You job is to build models using image and video data. These models are used to detect and recognize content in images/video. We experience this technology every single day in our lives. It has become ubiquitous.
Roles: Computer Vision Engineer, Video Processing Engineer
3. Audio
You'll work with audio data. The goal is to extract information from audio data so that you can take further action based on the outcome.
Types of data: mobile phones (Apple Siri), connected devices (Amazon Alexa), recognizing music (Shazam), recommending music (Spotify), speakers (Sonos)
You job is to build models using audio data. These models are used to detect and recognize content in audio. We experience this technology every single day in our lives. It has become ubiquitous.
Roles: Audio ML Engineer, Speech Recognition Engineer
4. Text
Applying ML to text data comes under Natural Language Processing (NLP). You'll work with text data. You have to understand how to parse text data and build models to understand the content.
Type of data: search engines (Google), user-generated content platforms (Facebook, Discord, Reddit), review platforms (Amazon, Yelp), or any place where large amount of text is being generated by the users.
You have to build models to understand the context of sentences. This will enable you to converse with humans.
Roles: NLP Engineer, NLP Researcher
5. Hardware
You'll work with hardware products like robots and autonomous machines. Or you'll work on hardware products like GPUs and chipsets to accelerate AI algorithms on mobile, edge, and cloud.
Types of data: robots (Tesla), GPUs (Nvidia), image processors on mobile (Apple)
Companies like Apple, Tesla, Nvidia, Intel, Google, and Amazon are hiring all the time for this role.
Roles: Robotics Engineer, AI Hardware Engineer
5. Ops and Architecture
You'll work on building the operations and architecture for AI products. This is mostly centered on efficient storage, movement, and retrieval of large amounts of data.
Type of data: It’s applicable to all types of data
For example, what's the right architecture for a company that has to stream video to millions of users? Or what's the right architecture for a company that has to answer large number of text queries every second? It's a fluid field and requires a lot of experience.
The requirements keep changing as the company scales up, so the architecture needs to keep up too. Inefficient data/AI architectures can cost millions of dollars to companies on a daily basis. Every modern tech company hires for this role such as Netflix, Google, Apple, Amazon, Facebook, Nvidia, and more.

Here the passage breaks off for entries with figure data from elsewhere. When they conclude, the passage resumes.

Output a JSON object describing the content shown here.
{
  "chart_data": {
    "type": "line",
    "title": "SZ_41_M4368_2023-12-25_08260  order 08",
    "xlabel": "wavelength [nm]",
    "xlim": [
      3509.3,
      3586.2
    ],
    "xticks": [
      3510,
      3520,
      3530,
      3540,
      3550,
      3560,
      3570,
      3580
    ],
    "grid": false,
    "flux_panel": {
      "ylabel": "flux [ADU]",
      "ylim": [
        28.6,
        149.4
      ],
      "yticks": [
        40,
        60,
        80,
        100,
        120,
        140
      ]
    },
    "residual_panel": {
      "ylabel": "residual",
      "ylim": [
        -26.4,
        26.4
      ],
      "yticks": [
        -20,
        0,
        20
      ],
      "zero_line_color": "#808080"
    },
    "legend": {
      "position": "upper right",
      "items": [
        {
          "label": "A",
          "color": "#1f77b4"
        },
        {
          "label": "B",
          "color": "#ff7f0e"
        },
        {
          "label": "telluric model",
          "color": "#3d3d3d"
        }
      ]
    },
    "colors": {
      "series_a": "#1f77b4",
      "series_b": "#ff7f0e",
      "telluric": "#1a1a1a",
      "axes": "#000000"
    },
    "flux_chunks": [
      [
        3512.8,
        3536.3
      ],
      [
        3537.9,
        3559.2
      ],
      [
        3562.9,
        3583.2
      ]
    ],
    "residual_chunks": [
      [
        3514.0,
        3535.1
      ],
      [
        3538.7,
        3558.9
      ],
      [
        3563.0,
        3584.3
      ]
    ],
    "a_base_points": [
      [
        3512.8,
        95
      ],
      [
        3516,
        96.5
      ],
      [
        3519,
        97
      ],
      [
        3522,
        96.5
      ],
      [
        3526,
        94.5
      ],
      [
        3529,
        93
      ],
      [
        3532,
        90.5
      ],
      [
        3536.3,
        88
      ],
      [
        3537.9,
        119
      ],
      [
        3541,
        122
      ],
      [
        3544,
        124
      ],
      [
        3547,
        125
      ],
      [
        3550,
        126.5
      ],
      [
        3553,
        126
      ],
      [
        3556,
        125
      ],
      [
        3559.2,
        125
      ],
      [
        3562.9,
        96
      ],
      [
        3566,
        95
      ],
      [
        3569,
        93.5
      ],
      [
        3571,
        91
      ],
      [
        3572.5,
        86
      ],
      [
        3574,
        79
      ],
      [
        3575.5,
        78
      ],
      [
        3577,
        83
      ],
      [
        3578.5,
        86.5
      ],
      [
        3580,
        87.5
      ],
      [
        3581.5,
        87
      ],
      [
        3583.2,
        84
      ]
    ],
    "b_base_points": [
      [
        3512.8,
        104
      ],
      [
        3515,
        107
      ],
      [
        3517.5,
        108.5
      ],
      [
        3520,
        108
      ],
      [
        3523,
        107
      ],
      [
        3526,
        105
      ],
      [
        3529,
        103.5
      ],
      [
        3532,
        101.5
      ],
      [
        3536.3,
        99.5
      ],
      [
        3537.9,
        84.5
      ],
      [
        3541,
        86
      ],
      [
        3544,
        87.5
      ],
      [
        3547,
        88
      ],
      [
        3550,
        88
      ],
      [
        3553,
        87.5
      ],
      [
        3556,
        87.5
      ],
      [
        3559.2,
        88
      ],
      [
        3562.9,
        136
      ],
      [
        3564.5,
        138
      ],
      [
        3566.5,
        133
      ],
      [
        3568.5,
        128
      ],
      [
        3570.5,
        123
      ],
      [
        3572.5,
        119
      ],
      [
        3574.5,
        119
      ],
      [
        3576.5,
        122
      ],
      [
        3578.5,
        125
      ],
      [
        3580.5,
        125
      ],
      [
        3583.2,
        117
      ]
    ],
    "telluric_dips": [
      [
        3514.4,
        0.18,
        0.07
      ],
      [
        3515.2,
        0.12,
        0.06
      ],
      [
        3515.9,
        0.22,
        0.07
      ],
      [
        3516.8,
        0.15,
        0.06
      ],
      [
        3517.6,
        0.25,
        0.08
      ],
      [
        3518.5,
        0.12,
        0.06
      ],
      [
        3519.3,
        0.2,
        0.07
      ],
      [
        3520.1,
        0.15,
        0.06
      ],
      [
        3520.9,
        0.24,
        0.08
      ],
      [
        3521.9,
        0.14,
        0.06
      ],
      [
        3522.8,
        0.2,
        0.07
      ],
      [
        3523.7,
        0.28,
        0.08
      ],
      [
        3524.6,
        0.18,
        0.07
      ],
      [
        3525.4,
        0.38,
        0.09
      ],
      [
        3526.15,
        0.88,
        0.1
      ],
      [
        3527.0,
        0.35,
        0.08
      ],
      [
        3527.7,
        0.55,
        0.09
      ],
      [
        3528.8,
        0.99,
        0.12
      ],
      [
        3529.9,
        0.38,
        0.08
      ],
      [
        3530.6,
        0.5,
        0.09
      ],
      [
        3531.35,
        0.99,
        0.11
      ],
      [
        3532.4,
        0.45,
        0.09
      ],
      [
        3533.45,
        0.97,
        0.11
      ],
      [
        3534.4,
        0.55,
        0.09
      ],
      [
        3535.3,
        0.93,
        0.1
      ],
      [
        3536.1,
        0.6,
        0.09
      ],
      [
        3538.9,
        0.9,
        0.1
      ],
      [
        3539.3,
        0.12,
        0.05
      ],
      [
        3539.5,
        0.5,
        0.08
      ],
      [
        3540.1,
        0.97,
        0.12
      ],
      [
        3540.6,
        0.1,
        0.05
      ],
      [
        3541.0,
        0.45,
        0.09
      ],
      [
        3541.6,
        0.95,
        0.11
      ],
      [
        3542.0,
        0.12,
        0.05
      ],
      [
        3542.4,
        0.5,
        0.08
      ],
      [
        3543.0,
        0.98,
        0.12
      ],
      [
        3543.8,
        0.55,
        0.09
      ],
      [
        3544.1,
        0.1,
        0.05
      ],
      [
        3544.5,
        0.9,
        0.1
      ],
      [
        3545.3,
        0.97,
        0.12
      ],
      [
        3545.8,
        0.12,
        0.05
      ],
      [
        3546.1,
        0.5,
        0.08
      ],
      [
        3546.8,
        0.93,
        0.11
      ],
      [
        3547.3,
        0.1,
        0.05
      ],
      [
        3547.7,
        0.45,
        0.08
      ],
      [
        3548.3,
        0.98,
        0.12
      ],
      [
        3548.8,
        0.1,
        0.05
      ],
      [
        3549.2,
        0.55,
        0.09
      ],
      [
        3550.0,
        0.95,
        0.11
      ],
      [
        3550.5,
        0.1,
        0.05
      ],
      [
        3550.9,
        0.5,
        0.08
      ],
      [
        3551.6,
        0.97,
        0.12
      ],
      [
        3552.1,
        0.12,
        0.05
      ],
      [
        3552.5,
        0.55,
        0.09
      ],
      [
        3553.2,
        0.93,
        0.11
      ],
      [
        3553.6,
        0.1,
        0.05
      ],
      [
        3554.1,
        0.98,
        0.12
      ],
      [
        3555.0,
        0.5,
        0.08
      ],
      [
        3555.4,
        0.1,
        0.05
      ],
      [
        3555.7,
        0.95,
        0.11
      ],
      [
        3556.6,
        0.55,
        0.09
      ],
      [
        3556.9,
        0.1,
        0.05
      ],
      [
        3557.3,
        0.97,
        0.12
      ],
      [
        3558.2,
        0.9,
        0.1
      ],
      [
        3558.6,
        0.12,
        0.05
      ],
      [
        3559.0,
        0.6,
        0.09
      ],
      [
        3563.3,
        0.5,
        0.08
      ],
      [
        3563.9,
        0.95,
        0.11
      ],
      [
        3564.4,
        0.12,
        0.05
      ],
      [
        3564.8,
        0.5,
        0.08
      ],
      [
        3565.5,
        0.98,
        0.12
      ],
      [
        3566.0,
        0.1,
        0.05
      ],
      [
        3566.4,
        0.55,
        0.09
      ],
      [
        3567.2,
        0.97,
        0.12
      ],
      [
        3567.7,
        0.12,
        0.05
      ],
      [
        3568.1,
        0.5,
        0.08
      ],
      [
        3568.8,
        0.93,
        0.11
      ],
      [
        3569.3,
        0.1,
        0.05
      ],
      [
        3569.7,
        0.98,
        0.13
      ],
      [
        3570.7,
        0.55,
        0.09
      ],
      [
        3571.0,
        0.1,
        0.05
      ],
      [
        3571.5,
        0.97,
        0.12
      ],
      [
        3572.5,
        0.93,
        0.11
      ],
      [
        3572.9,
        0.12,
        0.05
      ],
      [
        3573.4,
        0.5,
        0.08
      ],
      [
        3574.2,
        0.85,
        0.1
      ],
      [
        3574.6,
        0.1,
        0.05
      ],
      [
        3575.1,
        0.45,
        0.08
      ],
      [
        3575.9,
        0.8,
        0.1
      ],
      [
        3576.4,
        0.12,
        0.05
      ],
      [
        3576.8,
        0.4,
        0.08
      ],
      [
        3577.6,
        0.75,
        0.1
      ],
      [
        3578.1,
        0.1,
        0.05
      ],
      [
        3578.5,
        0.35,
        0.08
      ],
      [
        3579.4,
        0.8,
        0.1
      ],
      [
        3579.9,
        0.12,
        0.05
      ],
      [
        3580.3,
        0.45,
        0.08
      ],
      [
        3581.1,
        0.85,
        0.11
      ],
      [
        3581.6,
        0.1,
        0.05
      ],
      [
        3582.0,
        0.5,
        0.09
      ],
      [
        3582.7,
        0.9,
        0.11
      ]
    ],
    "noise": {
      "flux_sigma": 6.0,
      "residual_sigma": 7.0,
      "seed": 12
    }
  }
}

Roles: Data Engineer, AI Architect, Data Infrastructure Manager
Where to go from here?
You need to remember the magic of compound interest when you’re building a career. Use it to your advantage. Don’t do a bunch of unrelated things hoping to land somewhere. Decide what you want to do early on and build upon that. This will enable you to build expertise and build a career you’ll be proud of.